Laboratory of Experimental Intensive Care and Anesthesiology, Amsterdam University Medical Centers, location Academic Medical Centre, University of Amsterdam, Amsterdam, The Netherlands.
J Cell Mol Med. 2022 Apr;26(7):1896-1904. doi: 10.1111/jcmm.17156. Epub 2022 Mar 1.

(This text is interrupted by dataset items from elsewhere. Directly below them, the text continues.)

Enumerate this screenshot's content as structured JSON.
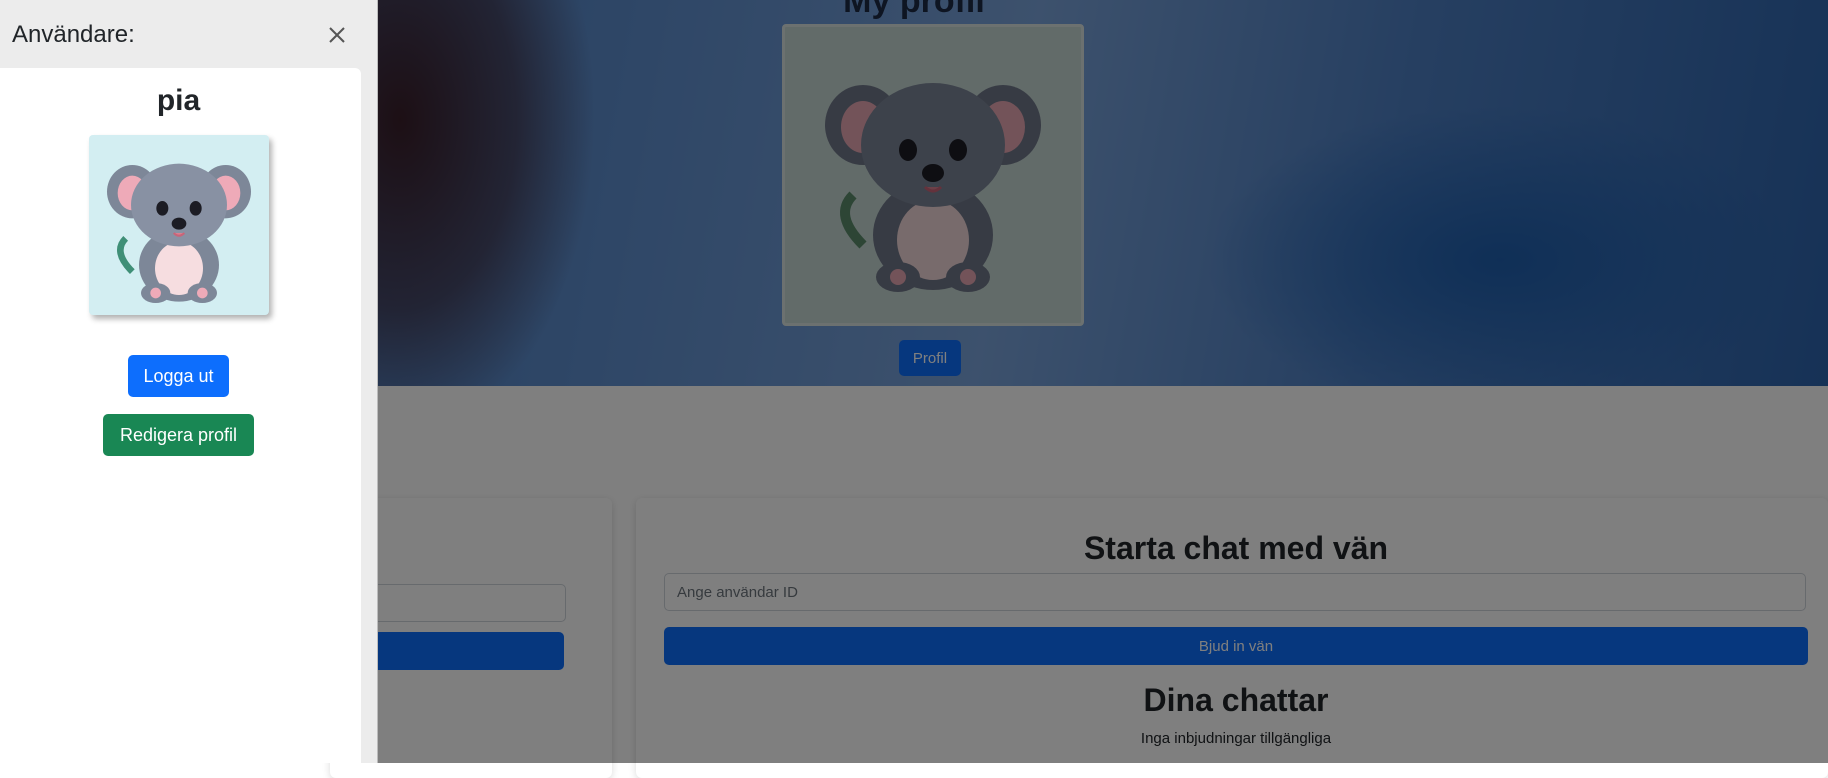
{
  "hero": {
    "title": "My profil",
    "profile_button": "Profil"
  },
  "chat_card": {
    "title": "Starta chat med vän",
    "user_id_placeholder": "Ange användar ID",
    "invite_button": "Bjud in vän",
    "chats_title": "Dina chattar",
    "empty_text": "Inga inbjudningar tillgängliga"
  },
  "offcanvas": {
    "title": "Användare:",
    "username": "pia",
    "logout_button": "Logga ut",
    "edit_profile_button": "Redigera profil"
  },
  "icons": {
    "close": "close-icon",
    "avatar": "koala-avatar-image"
  },
  "colors": {
    "primary": "#0d6efd",
    "success": "#198754",
    "backdrop": "rgba(0,0,0,0.5)"
  }
}
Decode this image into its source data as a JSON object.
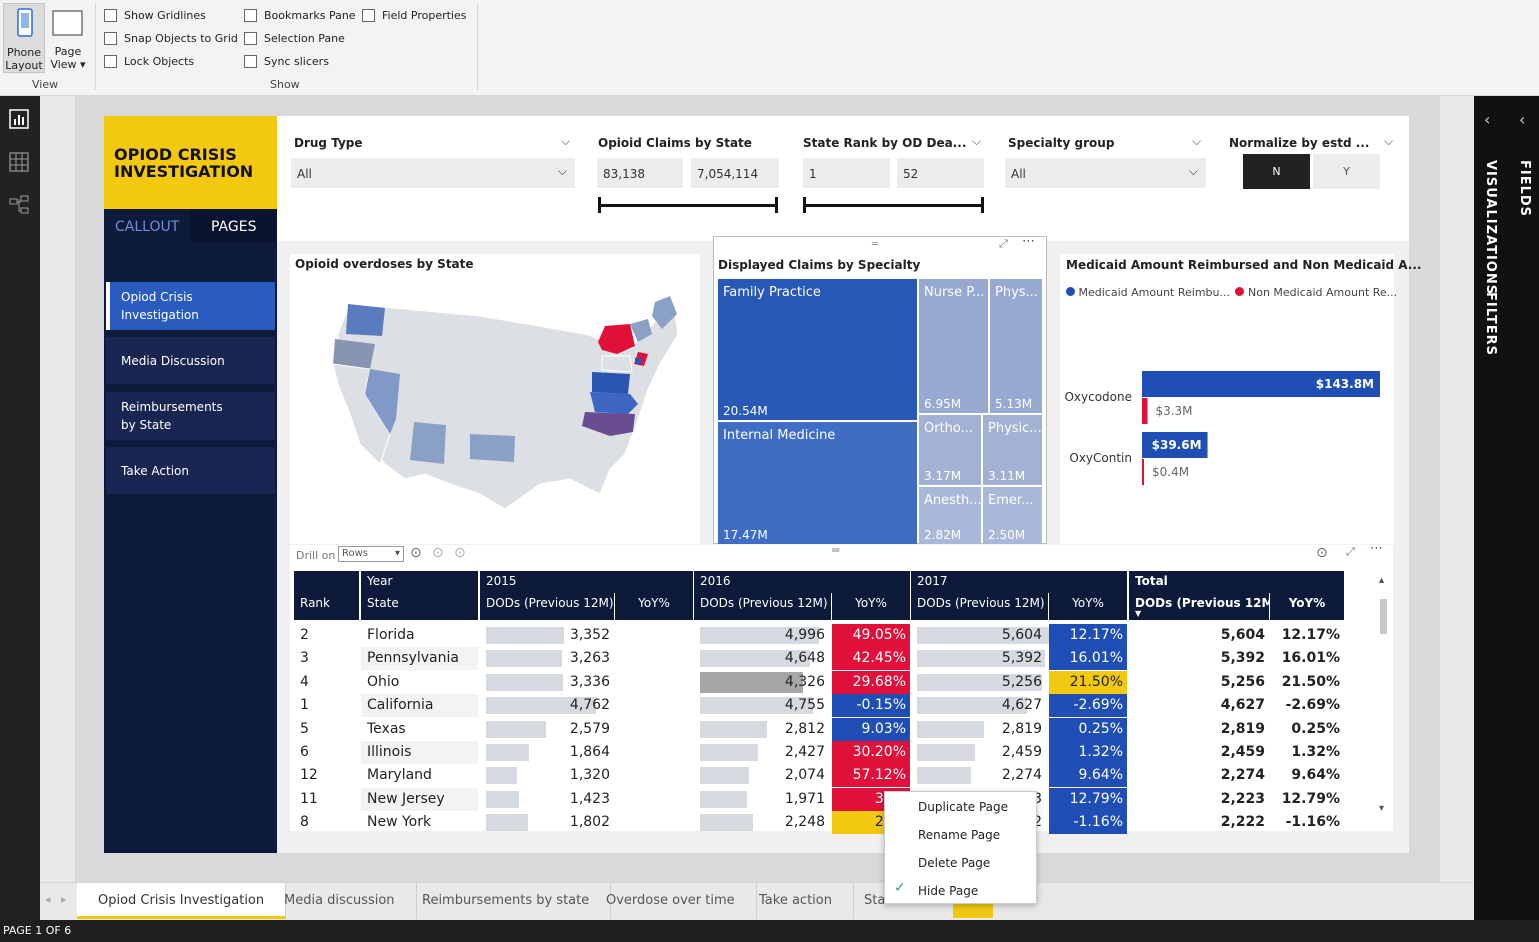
{
  "ribbon": {
    "view_buttons": [
      {
        "label1": "Phone",
        "label2": "Layout"
      },
      {
        "label1": "Page",
        "label2": "View ▾"
      }
    ],
    "view_group": "View",
    "show_group": "Show",
    "checkboxes": [
      "Show Gridlines",
      "Snap Objects to Grid",
      "Lock Objects",
      "Bookmarks Pane",
      "Selection Pane",
      "Sync slicers",
      "Field Properties"
    ]
  },
  "right_pane": {
    "fields": "FIELDS",
    "visualizations": "VISUALIZATIONS",
    "filters": "FILTERS"
  },
  "report": {
    "title": "OPIOD CRISIS INVESTIGATION",
    "nav_tabs": [
      "CALLOUT",
      "PAGES"
    ],
    "nav_items": [
      "Opiod Crisis Investigation",
      "Media Discussion",
      "Reimbursements by State",
      "Take Action"
    ]
  },
  "slicers": [
    {
      "label": "Drug Type",
      "value": "All"
    },
    {
      "label": "Opioid Claims by State",
      "min": "83,138",
      "max": "7,054,114"
    },
    {
      "label": "State Rank by OD Dea...",
      "min": "1",
      "max": "52"
    },
    {
      "label": "Specialty group",
      "value": "All"
    },
    {
      "label": "Normalize by estd ...",
      "options": [
        "N",
        "Y"
      ],
      "selected": "N"
    }
  ],
  "map": {
    "title": "Opioid overdoses by State"
  },
  "treemap": {
    "title": "Displayed Claims by Specialty",
    "tiles": [
      {
        "name": "Family Practice",
        "value": "20.54M"
      },
      {
        "name": "Nurse P...",
        "value": "6.95M"
      },
      {
        "name": "Phys...",
        "value": "5.13M"
      },
      {
        "name": "Internal Medicine",
        "value": "17.47M"
      },
      {
        "name": "Ortho...",
        "value": "3.17M"
      },
      {
        "name": "Physic...",
        "value": "3.11M"
      },
      {
        "name": "Anesth...",
        "value": "2.82M"
      },
      {
        "name": "Emer...",
        "value": "2.50M"
      }
    ]
  },
  "medicaid": {
    "title": "Medicaid Amount Reimbursed and Non Medicaid A...",
    "legend": [
      "Medicaid Amount Reimbu...",
      "Non Medicaid Amount Re..."
    ],
    "colors": [
      "#1f4eb4",
      "#e0103a"
    ]
  },
  "chart_data": {
    "type": "bar",
    "title": "Medicaid Amount Reimbursed and Non Medicaid A...",
    "categories": [
      "Oxycodone",
      "OxyContin"
    ],
    "series": [
      {
        "name": "Medicaid Amount Reimbu...",
        "values": [
          143.8,
          39.6
        ],
        "labels": [
          "$143.8M",
          "$39.6M"
        ]
      },
      {
        "name": "Non Medicaid Amount Re...",
        "values": [
          3.3,
          0.4
        ],
        "labels": [
          "$3.3M",
          "$0.4M"
        ]
      }
    ]
  },
  "table": {
    "drill_label": "Drill on",
    "drill_value": "Rows",
    "headers_top": [
      "Year",
      "2015",
      "2016",
      "2017",
      "Total"
    ],
    "headers": [
      "Rank",
      "State",
      "DODs (Previous 12M)",
      "YoY%",
      "DODs (Previous 12M)",
      "YoY%",
      "DODs (Previous 12M)",
      "YoY%",
      "DODs (Previous 12M)",
      "YoY%"
    ],
    "rows": [
      {
        "rank": "2",
        "state": "Florida",
        "d15": "3,352",
        "d16": "4,996",
        "y16": "49.05%",
        "d17": "5,604",
        "y17": "12.17%",
        "dt": "5,604",
        "yt": "12.17%"
      },
      {
        "rank": "3",
        "state": "Pennsylvania",
        "d15": "3,263",
        "d16": "4,648",
        "y16": "42.45%",
        "d17": "5,392",
        "y17": "16.01%",
        "dt": "5,392",
        "yt": "16.01%"
      },
      {
        "rank": "4",
        "state": "Ohio",
        "d15": "3,336",
        "d16": "4,326",
        "y16": "29.68%",
        "d17": "5,256",
        "y17": "21.50%",
        "dt": "5,256",
        "yt": "21.50%"
      },
      {
        "rank": "1",
        "state": "California",
        "d15": "4,762",
        "d16": "4,755",
        "y16": "-0.15%",
        "d17": "4,627",
        "y17": "-2.69%",
        "dt": "4,627",
        "yt": "-2.69%"
      },
      {
        "rank": "5",
        "state": "Texas",
        "d15": "2,579",
        "d16": "2,812",
        "y16": "9.03%",
        "d17": "2,819",
        "y17": "0.25%",
        "dt": "2,819",
        "yt": "0.25%"
      },
      {
        "rank": "6",
        "state": "Illinois",
        "d15": "1,864",
        "d16": "2,427",
        "y16": "30.20%",
        "d17": "2,459",
        "y17": "1.32%",
        "dt": "2,459",
        "yt": "1.32%"
      },
      {
        "rank": "12",
        "state": "Maryland",
        "d15": "1,320",
        "d16": "2,074",
        "y16": "57.12%",
        "d17": "2,274",
        "y17": "9.64%",
        "dt": "2,274",
        "yt": "9.64%"
      },
      {
        "rank": "11",
        "state": "New Jersey",
        "d15": "1,423",
        "d16": "1,971",
        "y16": "38.5",
        "d17": "3",
        "y17": "12.79%",
        "dt": "2,223",
        "yt": "12.79%"
      },
      {
        "rank": "8",
        "state": "New York",
        "d15": "1,802",
        "d16": "2,248",
        "y16": "24.7",
        "d17": "2",
        "y17": "-1.16%",
        "dt": "2,222",
        "yt": "-1.16%"
      }
    ]
  },
  "context_menu": [
    "Duplicate Page",
    "Rename Page",
    "Delete Page",
    "Hide Page"
  ],
  "page_tabs": [
    "Opiod Crisis Investigation",
    "Media discussion",
    "Reimbursements by state",
    "Overdose over time",
    "Take action",
    "Stat"
  ],
  "status": "PAGE 1 OF 6"
}
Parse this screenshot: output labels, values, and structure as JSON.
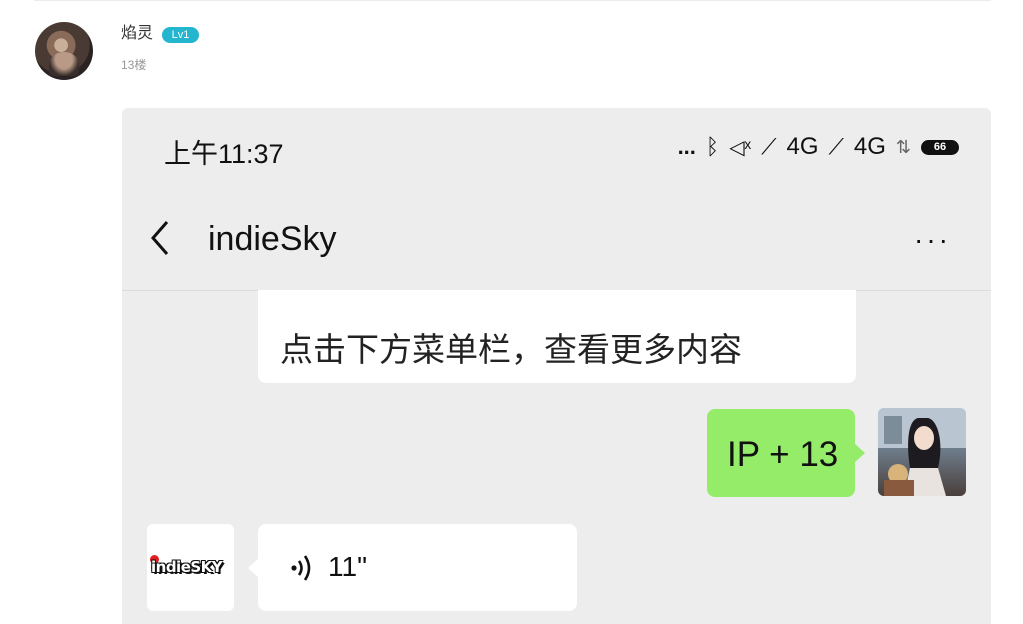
{
  "post": {
    "username": "焰灵",
    "level": "Lv1",
    "floor": "13楼"
  },
  "phone": {
    "status_bar": {
      "time": "上午11:37",
      "dots": "...",
      "bluetooth_icon": "bluetooth-icon",
      "vibrate_icon": "vibrate-icon",
      "signal1": "4G",
      "signal2": "4G",
      "battery": "66"
    },
    "chat": {
      "title": "indieSky",
      "system_message": "点击下方菜单栏，查看更多内容",
      "sent_message": "IP + 13",
      "voice_duration": "11\"",
      "bot_logo": "indieSKY"
    }
  },
  "colors": {
    "sent_bubble": "#95ec69",
    "chat_bg": "#ededed",
    "level_badge": "#24b6cf"
  }
}
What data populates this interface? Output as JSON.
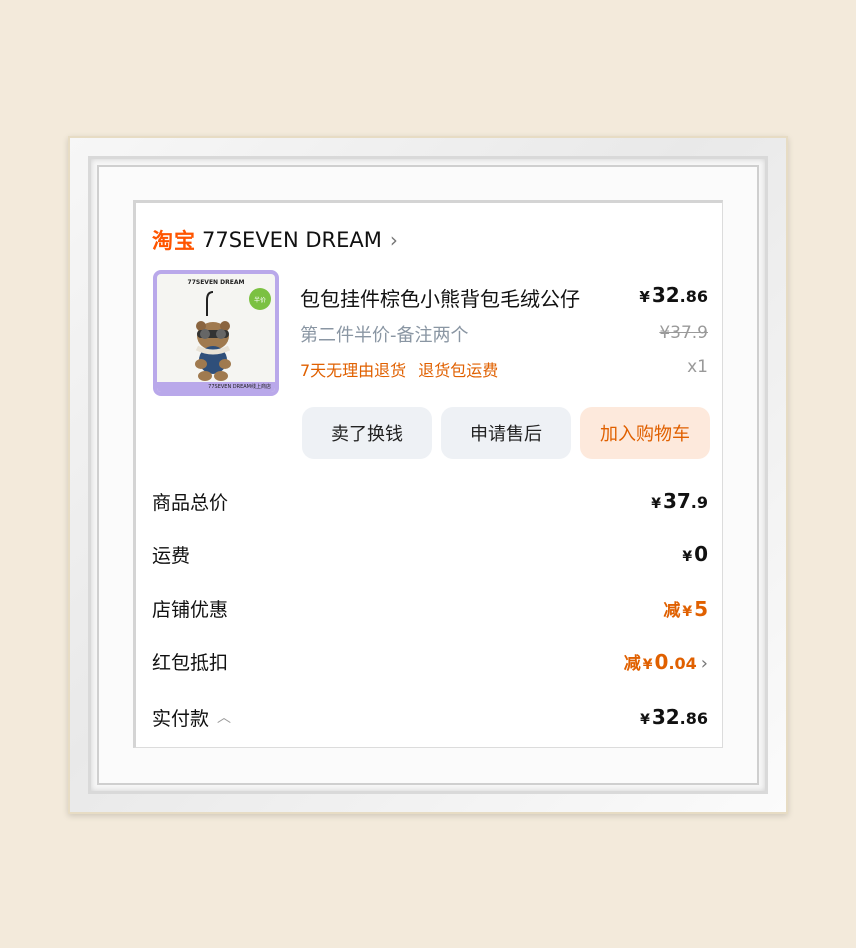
{
  "shop": {
    "platform_label": "淘宝",
    "name": "77SEVEN DREAM"
  },
  "product": {
    "title": "包包挂件棕色小熊背包毛绒公仔",
    "price_currency": "¥",
    "price_int": "32",
    "price_dec": ".86",
    "subtitle": "第二件半价-备注两个",
    "original_price": "¥37.9",
    "tags": [
      "7天无理由退货",
      "退货包运费"
    ],
    "quantity": "x1",
    "image": {
      "brand_text": "77SEVEN DREAM",
      "badge_text": "半价",
      "footer_text": "77SEVEN DREAM线上商店"
    }
  },
  "actions": {
    "sell": "卖了换钱",
    "after_sale": "申请售后",
    "add_cart": "加入购物车"
  },
  "summary": {
    "goods_total_label": "商品总价",
    "goods_total_cur": "¥",
    "goods_total_int": "37",
    "goods_total_dec": ".9",
    "shipping_label": "运费",
    "shipping_cur": "¥",
    "shipping_val": "0",
    "store_discount_label": "店铺优惠",
    "store_discount_prefix": "减",
    "store_discount_cur": "¥",
    "store_discount_val": "5",
    "redpacket_label": "红包抵扣",
    "redpacket_prefix": "减",
    "redpacket_cur": "¥",
    "redpacket_int": "0",
    "redpacket_dec": ".04",
    "paid_label": "实付款",
    "paid_cur": "¥",
    "paid_int": "32",
    "paid_dec": ".86"
  },
  "colors": {
    "accent": "#ff5500",
    "orange_text": "#e06000",
    "button_bg": "#eef1f5",
    "cart_bg": "#fde9dc"
  }
}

The pathophysiology of hypothermia during sepsis is unclear. Using genomic profiling of blood leukocytes, we aimed to determine if hypothermia is associated with a different gene expression profile compared to fever during sepsis. Patients with sepsis and either hypothermia or fever within 24 hours after ICU admission were included in the study (n = 168). Hypothermia was defined as body temperature below 36 °C. Fever was defined as body temperature equal to or above 38.3°C. We compared blood gene expression (whole-genome transcriptome in leukocytes) in hypothermic septic compared to febrile septic patients in an unmatched analysis and matched for APACHE IV score and the presence of shock. In total, 67 septic patients were hypothermic and 101 patients were febrile. Hypothermia was associated with a distinct gene expression profile in both unmatched and matched analyses. There were significant differences related to the up- and downregulation of canonical signalling pathways. In the matched analysis, the top upregulated gene was cold-inducible mRNA binding protein (CIRBP) which plays a role in cold-induced suppression of cell proliferation. In addition, we found three signalling pathways significantly upregulated in hypothermic patients compared to febrile patients; tryptophan degradation X, phenylalanine degradation IV and putrescine degradation III. In conclusion, there are distinct signalling pathways and genes associated with hypothermia, including tryptophan degradation and CIRBP expression, providing a possible link to the modulation of body temperature and early immunosuppression. Future studies may focus on the canonical signalling pathways presented in this paper to further investigate spontaneous hypothermia in sepsis.
脓毒症患者低温发生的病理生理学机制尚不清楚。本研究采用血液白细胞基因组谱分析,旨在确定与脓毒症发热患者相比,低温患者是否存在不同的基因表达谱。研究纳入了入住 ICU 24 小时内出现低温或发热的脓毒症患者(n=168)。低温定义为体温低于 36°C,发热定义为体温等于或高于 38.3°C。我们在未匹配分析和匹配 APACHE IV 评分及休克存在情况下,比较了低温脓毒症患者与发热脓毒症患者的血液基因表达(白细胞全基因组转录组)。共有 67 例脓毒症患者为低温,101 例患者为发热。未匹配和匹配分析均显示低温与独特的基因表达谱相关。存在与经典信号通路上调和下调相关的显著差异。在匹配分析中,上调最明显的基因是冷诱导 RNA 结合蛋白(CIRBP),其在冷诱导抑制细胞增殖中发挥作用。此外,与发热患者相比,我们还发现低温患者中有 3 条信号通路显著上调,即色氨酸降解 X、苯丙氨酸降解 IV 和腐胺降解 III。总之,低温与特定的信号通路和基因相关,包括色氨酸降解和 CIRBP 表达,这可能与体温调节和早期免疫抑制有关。未来的研究可能集中在本文提出的经典信号通路上,以进一步研究脓毒症中自发性低温的机制。